|Our Environment: Issue 19 Winter 1999|
Interest And Safety Key Elements Of Canterbury Highway 2000 Project
Motorists driving along State Highway One in Canterbury will be able to enjoy permanent reminders of the millennium from next year, thanks to the Canterbury Highway 2000 project.
Canterbury Highway 2000 is a series of visual enhancement projects along selected stretches of the Highway, from Kaikoura District in the north to Waimate District in the south. The aim is to make the journey along the province's main artery more interesting, more beautiful and safer. Preliminary construction work will begin in summer, with planting scheduled to commence in April 2000.
The selected sites for each District are: Kaikoura - South Bay and the Golf Course; Hurunui - Amberley to Kowai River; Waimakariri - Saltwater Creek to Ashley River Bridge; Christchurch - Belfast, Memorial Ave roundabout, Templeton; Selwyn - Dunsandel; Ashburton - Ealing; Timaru - Seadown to Washdyke; Waimate - Glenavy to Makikihi.

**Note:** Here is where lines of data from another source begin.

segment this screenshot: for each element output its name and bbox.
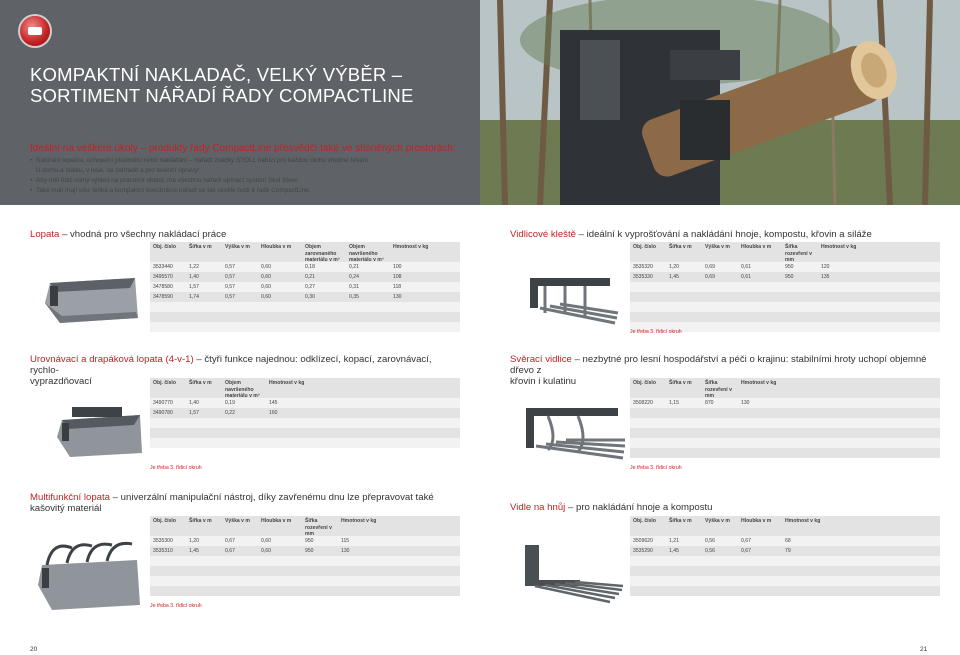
cell: 0,56 <box>705 538 715 544</box>
col-header: Obj. číslo <box>633 518 656 524</box>
cell: 130 <box>341 548 350 554</box>
section-vidlicove <box>510 229 940 240</box>
table-row-empty <box>150 428 460 438</box>
section-desc: – pro nakládání hnoje a kompostu <box>565 502 713 513</box>
cell: 0,60 <box>261 548 271 554</box>
cell: 0,67 <box>225 548 235 554</box>
section-desc: – nezbytné pro lesní hospodářství a péči o krajinu: stabilními hroty uchopí objemné dřevo z <box>510 354 927 376</box>
page-number-left: 20 <box>30 646 38 653</box>
note-third-circuit: Je třeba 3. řídicí okruh <box>150 603 202 609</box>
cell: 0,57 <box>225 264 235 270</box>
cell: 1,45 <box>189 548 199 554</box>
cell: 0,60 <box>261 284 271 290</box>
cell: 100 <box>393 264 402 270</box>
cell: 950 <box>785 274 794 280</box>
cell: 108 <box>393 274 402 280</box>
section-desc-2: vyprazdňovací <box>30 376 92 387</box>
table-header <box>150 242 460 262</box>
table-body <box>630 262 940 332</box>
section-name: Svěrací vidlice <box>510 354 572 365</box>
cell: 0,21 <box>305 274 315 280</box>
cell: 118 <box>393 284 402 290</box>
cell: 3533440 <box>153 264 173 270</box>
table-row <box>150 398 460 408</box>
cell: 0,67 <box>225 538 235 544</box>
cell: 0,27 <box>305 284 315 290</box>
col-header: Obj. číslo <box>153 244 176 250</box>
section-desc: – ideální k vyprošťování a nakládání hnoje, kompostu, křovin a siláže <box>575 229 872 240</box>
title-line-1: KOMPAKTNÍ NAKLADAČ, VELKÝ VÝBĚR – <box>30 64 403 85</box>
page-title <box>30 64 460 106</box>
section-title <box>30 492 460 503</box>
intro-bullet-continuation: U domu a statku, v lese, na zahradě a pro terénní úpravy! <box>36 167 200 174</box>
cell: 115 <box>341 538 350 544</box>
cell: 0,67 <box>741 548 751 554</box>
cell: 3490780 <box>153 410 173 416</box>
col-header: Hmotnost v kg <box>393 244 429 250</box>
clamp-fork-image <box>518 400 628 465</box>
cell: 0,18 <box>305 264 315 270</box>
cell: 0,60 <box>261 538 271 544</box>
table-row <box>150 282 460 292</box>
cell: 79 <box>785 548 791 554</box>
table-sveraci <box>630 378 940 458</box>
col-header: Šířka v m <box>189 244 212 250</box>
table-row-empty <box>150 576 460 586</box>
table-row-empty <box>630 312 940 322</box>
section-name: Vidlicové kleště <box>510 229 576 240</box>
table-row-empty <box>150 312 460 322</box>
table-lopata <box>150 242 460 332</box>
cell: 3535310 <box>153 548 173 554</box>
col-header: Výška v m <box>705 518 730 524</box>
cell: 160 <box>269 410 278 416</box>
table-row <box>630 272 940 282</box>
section-name: Vidle na hnůj <box>510 502 566 513</box>
hero-photo <box>480 0 960 205</box>
table-header <box>150 516 460 536</box>
col-header: Hloubka v m <box>261 244 292 250</box>
cell: 130 <box>393 294 402 300</box>
col-header: Obj. číslo <box>633 244 656 250</box>
intro-lead: Ideální na veškeré úkoly – produkty řady CompactLine přesvědčí také ve stísněných prostorách: <box>30 143 456 154</box>
page-number-right: 21 <box>920 646 928 653</box>
table-header <box>630 516 940 536</box>
table-row-empty <box>630 408 940 418</box>
cell: 1,57 <box>189 284 199 290</box>
cell: 1,22 <box>189 264 199 270</box>
table-row-empty <box>150 418 460 428</box>
section-multifunkcni <box>30 492 460 514</box>
table-row-empty <box>150 322 460 332</box>
grapple-bucket-image <box>52 405 147 465</box>
cell: 950 <box>305 538 314 544</box>
section-desc: – univerzální manipulační nástroj, díky zavřenému dnu lze přepravovat také <box>110 492 434 503</box>
multi-bucket-image <box>32 540 147 615</box>
cell: 1,45 <box>669 274 679 280</box>
section-title <box>510 229 940 240</box>
cell: 0,24 <box>349 274 359 280</box>
cell: 950 <box>785 264 794 270</box>
note-third-circuit: Je třeba 3. řídicí okruh <box>150 465 202 471</box>
cell: 0,69 <box>705 274 715 280</box>
col-header: Šířka rozevření v mm <box>785 244 812 263</box>
table-row-empty <box>630 566 940 576</box>
table-row-empty <box>150 566 460 576</box>
col-header: Výška v m <box>705 244 730 250</box>
section-desc-2: kašovitý materiál <box>30 503 102 514</box>
col-header: Hloubka v m <box>741 518 772 524</box>
intro-bullet: • Nabírání lopatou, uchopení předmětu nebo nakládání – nářadí značky STOLL nabízí pro každou úlohu vhodné řešení. <box>30 156 470 166</box>
table-header <box>630 242 940 262</box>
cell: 3508220 <box>633 400 653 406</box>
cell: 1,45 <box>669 548 679 554</box>
title-line-2: SORTIMENT NÁŘADÍ ŘADY COMPACTLINE <box>30 85 414 106</box>
table-header <box>150 378 460 398</box>
section-title <box>30 229 460 240</box>
bucket-image <box>40 268 140 328</box>
col-header: Hloubka v m <box>741 244 772 250</box>
col-header: Hmotnost v kg <box>821 244 857 250</box>
cell: 3535290 <box>633 548 653 554</box>
cell: 1,57 <box>189 410 199 416</box>
table-vidle <box>630 516 940 596</box>
col-header: Objem navršeného materiálu v m³ <box>225 380 260 399</box>
table-row-empty <box>630 292 940 302</box>
cell: 0,22 <box>225 410 235 416</box>
cell: 0,60 <box>261 274 271 280</box>
table-row-empty <box>630 586 940 596</box>
table-row-empty <box>630 438 940 448</box>
col-header: Objem zarovnaného materiálu v m³ <box>305 244 340 263</box>
section-name: Multifunkční lopata <box>30 492 110 503</box>
cell: 0,31 <box>349 284 359 290</box>
section-vidle <box>510 502 940 513</box>
table-row-empty <box>150 586 460 596</box>
cell: 3509620 <box>633 538 653 544</box>
col-header: Šířka v m <box>189 380 212 386</box>
stoll-logo <box>20 16 50 46</box>
col-header: Šířka rozevření v mm <box>705 380 732 399</box>
cell: 0,56 <box>705 548 715 554</box>
cell: 0,61 <box>741 274 751 280</box>
cell: 0,19 <box>225 400 235 406</box>
table-row-empty <box>630 556 940 566</box>
section-desc-2: křovin i kulatinu <box>510 376 577 387</box>
table-row-empty <box>630 418 940 428</box>
section-desc: – vhodná pro všechny nakládací práce <box>59 229 227 240</box>
col-header: Šířka v m <box>189 518 212 524</box>
table-body <box>630 398 940 458</box>
cell: 1,20 <box>189 538 199 544</box>
table-row <box>150 262 460 272</box>
table-vidlicove <box>630 242 940 332</box>
cell: 0,57 <box>225 294 235 300</box>
cell: 950 <box>305 548 314 554</box>
intro-list <box>30 156 470 196</box>
cell: 0,57 <box>225 284 235 290</box>
cell: 0,57 <box>225 274 235 280</box>
intro-bullet: • Aby měl řidič volný výhled na pracovní oblast, má všechno nářadí upínací systém Skid Steer. <box>30 176 470 186</box>
intro-block <box>30 143 470 196</box>
col-header: Hloubka v m <box>261 518 292 524</box>
col-header: Šířka rozevření v mm <box>305 518 332 537</box>
table-row <box>630 398 940 408</box>
cell: 0,60 <box>261 264 271 270</box>
intro-bullet: • Také malí mají sílu: lehká a kompaktní konstrukce nářadí se tak skvěle hodí k řadě CompactLine. <box>30 186 470 196</box>
cell: 1,21 <box>669 538 679 544</box>
table-row <box>150 408 460 418</box>
table-row <box>150 536 460 546</box>
col-header: Výška v m <box>225 518 250 524</box>
table-row-empty <box>150 302 460 312</box>
table-row <box>150 292 460 302</box>
cell: 145 <box>269 400 278 406</box>
table-row <box>630 262 940 272</box>
cell: 135 <box>821 274 830 280</box>
cell: 68 <box>785 538 791 544</box>
cell: 0,67 <box>741 538 751 544</box>
table-row-empty <box>630 448 940 458</box>
section-name: Urovnávací a drapáková lopata (4-v-1) <box>30 354 194 365</box>
table-row-empty <box>630 428 940 438</box>
cell: 0,35 <box>349 294 359 300</box>
col-header: Hmotnost v kg <box>341 518 377 524</box>
note-third-circuit: Je třeba 3. řídicí okruh <box>630 465 682 471</box>
cell: 1,20 <box>669 264 679 270</box>
col-header: Výška v m <box>225 244 250 250</box>
section-name: Lopata <box>30 229 60 240</box>
fork-clamp-image <box>520 268 620 333</box>
cell: 0,69 <box>705 264 715 270</box>
table-row-empty <box>150 438 460 448</box>
cell: 3535320 <box>633 264 653 270</box>
table-row-empty <box>630 282 940 292</box>
cell: 3478580 <box>153 284 173 290</box>
cell: 3535330 <box>633 274 653 280</box>
cell: 3490770 <box>153 400 173 406</box>
cell: 1,15 <box>669 400 679 406</box>
col-header: Hmotnost v kg <box>785 518 821 524</box>
cell: 0,60 <box>261 294 271 300</box>
table-row-empty <box>630 302 940 312</box>
cell: 3535300 <box>153 538 173 544</box>
table-row-empty <box>150 556 460 566</box>
cell: 870 <box>705 400 714 406</box>
table-body <box>150 262 460 332</box>
cell: 120 <box>821 264 830 270</box>
col-header: Hmotnost v kg <box>269 380 305 386</box>
table-body <box>630 536 940 596</box>
table-urovnavaci <box>150 378 460 448</box>
col-header: Objem navršeného materiálu v m³ <box>349 244 384 263</box>
cell: 1,40 <box>189 274 199 280</box>
cell: 1,40 <box>189 400 199 406</box>
col-header: Obj. číslo <box>153 518 176 524</box>
cell: 0,30 <box>305 294 315 300</box>
cell: 3495570 <box>153 274 173 280</box>
cell: 1,74 <box>189 294 199 300</box>
cell: 3478590 <box>153 294 173 300</box>
table-row <box>150 546 460 556</box>
section-title <box>30 354 460 376</box>
manure-fork-image <box>515 540 625 610</box>
col-header: Obj. číslo <box>633 380 656 386</box>
table-multifunkcni <box>150 516 460 596</box>
col-header: Hmotnost v kg <box>741 380 777 386</box>
note-third-circuit: Je třeba 3. řídicí okruh <box>630 329 682 335</box>
table-header <box>630 378 940 398</box>
table-body <box>150 536 460 596</box>
table-row-empty <box>630 576 940 586</box>
table-row <box>150 272 460 282</box>
section-desc: – čtyři funkce najednou: odklízecí, kopací, zarovnávací, rychlo- <box>30 354 432 376</box>
col-header: Obj. číslo <box>153 380 176 386</box>
table-body <box>150 398 460 448</box>
table-row <box>630 536 940 546</box>
section-lopata <box>30 229 460 240</box>
cell: 130 <box>741 400 750 406</box>
cell: 0,61 <box>741 264 751 270</box>
col-header: Šířka v m <box>669 380 692 386</box>
col-header: Šířka v m <box>669 244 692 250</box>
col-header: Šířka v m <box>669 518 692 524</box>
cell: 0,21 <box>349 264 359 270</box>
loader-log-photo <box>480 0 960 205</box>
section-title <box>510 502 940 513</box>
section-title <box>510 354 940 376</box>
table-row <box>630 546 940 556</box>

Between 20 and 30 possible sites were identified in each district before councils settled on the present selection. Selection criteria included the opportunity for a large-scale enhancement project and level of interest from nearby landowners and communities.
Funded by the local authorities participating in the project, The Community Trust and commercial sponsorship, the $1.1 million project will see a variety of scenic enhancement projects developed over several years, highlighting the particular landscape and cultural features of each location. Each of the main projects is estimated to cost $90,000 to $120,000 to plan, implement and maintain over the next two years.
Project co-ordinator Grant Edge from Edge Landscape Projects says a common thread, such as the use of certain key plant species or their layout, will run through all eight locations, readily identifying them as part of Canterbury Highway 2000.
Plants used will depend upon the various site requirements.
Landscape architects have been appointed, and concept plans are being developed as a basis for consultation. They will also be used to help secure funding from commercial sponsors.
While the project's name implies enhancement will be confined to the highway corridor, Grant Edge says designers have been given freedom to develop ideas for planting on adjacent private land, in order to maximise the impact of a particular site. "We want people to look beyond the highway to appreciate our more distant landscapes as well."
Response from landowners approached has been extremely positive, he says. It is likely that local community groups and the public will be invited to participate in the construction and planting of each site. "It gives people in each area a sense of ownership of the projects. This approach will also hopefully reduce the cost by encouraging donations of materials and time," says Grant Edge.
The implementation process will occur in incremental bites to allow smaller local authorities, which have limited funds available for such projects, to more easily afford their contribution.
Planning for the Canterbury Highway 2000 began in 1996. It is one of a range of projects being administered by Turning Point 2000 Limited, initiated by the Christchurch City Council to co-ordinate millennium celebrations and Canterbury's 150th anniversary. The Canterbury Highway 2000 Advisory Group is chaired by Sir Miles Warren, with technical assistance from the technical management team chaired by John Dryden, manager of the Council's Environmental Policy and Planning Unit. The project is being implemented by representatives of the local authorities involved.